David Forrest, a prominent contributor to Australia’s early export beef trade development into Japan and Korea, passed away this week.
Mr Forrest owned and operated the well-known Remserv export business out of Brisbane’s Cannon Hill meat precinct. The business used a service kill at the State Government-owned Cannon Hill public abattoir, and operated its own export-licenced boning room nearby.
At its peak, Remserv turned over 500 bodies weekly, and specialised in high-quality mid and long grainfed marbled beef. He helped pioneer the grainfed trade into Japan after market liberalisation in 1990, when more direct trading with end-users started to emerge. He also undertook innovations including airfreight of chilled carcase beef into the market.
Remserv was also a prominent player in the early grainfed quarter-beef trade into Korea, under the Government-controlled tender system.
Mr Forrest was born in Longreach and graduated from University of Queensland in 1963 with First Class Honours and a University Medal in Veterinary Science.
A man of obvious intelligence, he had a reputation as a deep thinker and a tough negotiator, who was always striving to improve results by trying new things.

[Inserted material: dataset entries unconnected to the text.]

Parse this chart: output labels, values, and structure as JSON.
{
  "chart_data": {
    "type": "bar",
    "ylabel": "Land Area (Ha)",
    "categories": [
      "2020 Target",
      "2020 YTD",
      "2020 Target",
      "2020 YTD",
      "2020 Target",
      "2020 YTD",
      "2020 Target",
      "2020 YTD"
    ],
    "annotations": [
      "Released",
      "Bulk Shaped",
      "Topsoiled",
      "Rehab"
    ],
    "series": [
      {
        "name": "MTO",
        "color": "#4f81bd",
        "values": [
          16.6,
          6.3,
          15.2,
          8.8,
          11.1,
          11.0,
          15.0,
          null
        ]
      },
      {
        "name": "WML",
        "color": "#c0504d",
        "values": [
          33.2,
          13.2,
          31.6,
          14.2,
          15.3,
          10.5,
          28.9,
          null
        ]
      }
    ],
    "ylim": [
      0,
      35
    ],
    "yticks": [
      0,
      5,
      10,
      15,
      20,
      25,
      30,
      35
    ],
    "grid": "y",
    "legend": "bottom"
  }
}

He had a great affinity for animals and the land, practising as a vet and running a grazing operation near Warwick from 1964, before spending several years with the University of New England, researching and lecturing in animal breeding and genetics, as well as operating a private consultancy and working on the Brucellosis and TB eradication campaign.
Mr Forrest spent two lengthy periods between 1971 and 1986 working with major processor, Geoff Tancred of Tancred Brothers, including running the company’s rapidly expanding feedlot operations, where his veterinary skills came into play. He also did some early work in live cattle exports.

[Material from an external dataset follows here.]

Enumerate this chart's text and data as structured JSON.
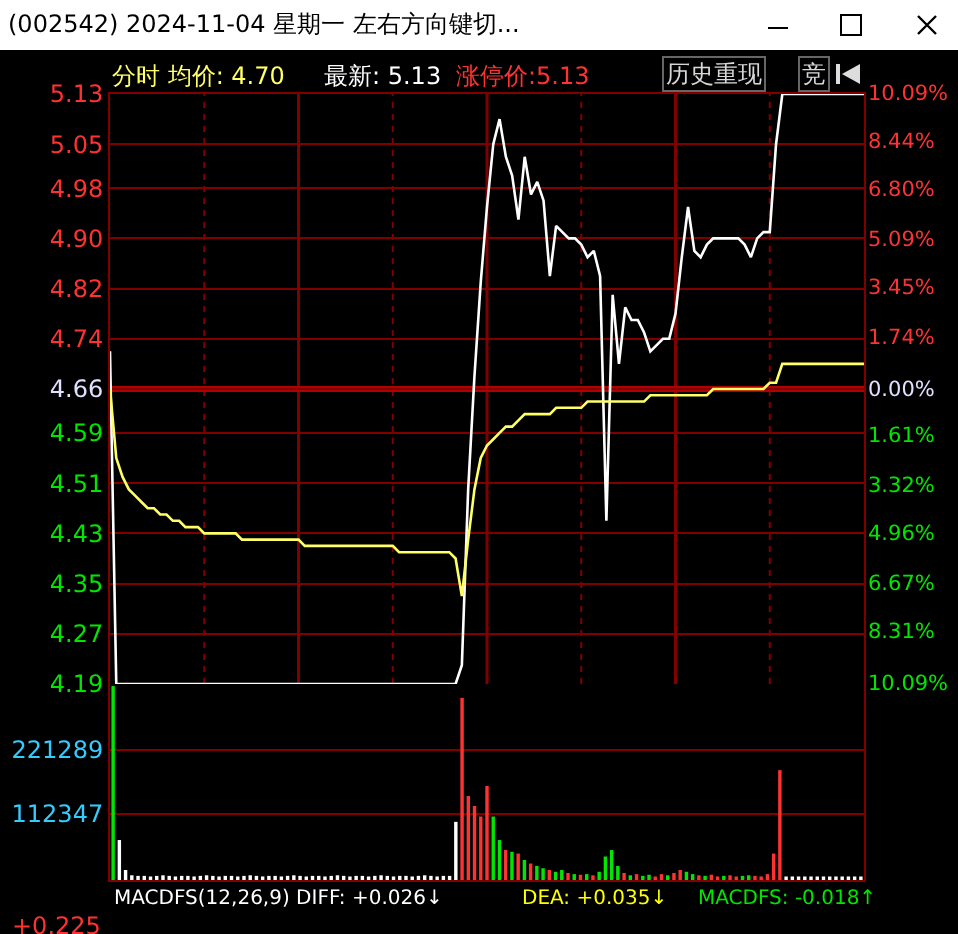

He established the Remserv business in 1986, an early example of an integrated lotfeeding/processing/export supply chain, and also established the Rural Freighters trucking business. This included establishing feedlots at Murphy’s Creek, and on the Darling Downs.
Since his retirement in 1997, Mr Forrest followed his passion for breeding sheep on his property near Texas, on the Queensland/NSW border.
He is survived by his wife, Merrilie, and children Matthew, Anna, Susan, Michael and Sarah. Michael is well-known across the meat industry, working with Teys Australia in its US operations in Chicago.
A private family funeral will be held tomorrow, Wednesday April 4, followed by a memorial service on Wednesday April 11 from 2pm at Emmanuel College on the University of Queensland campus in Brisbane.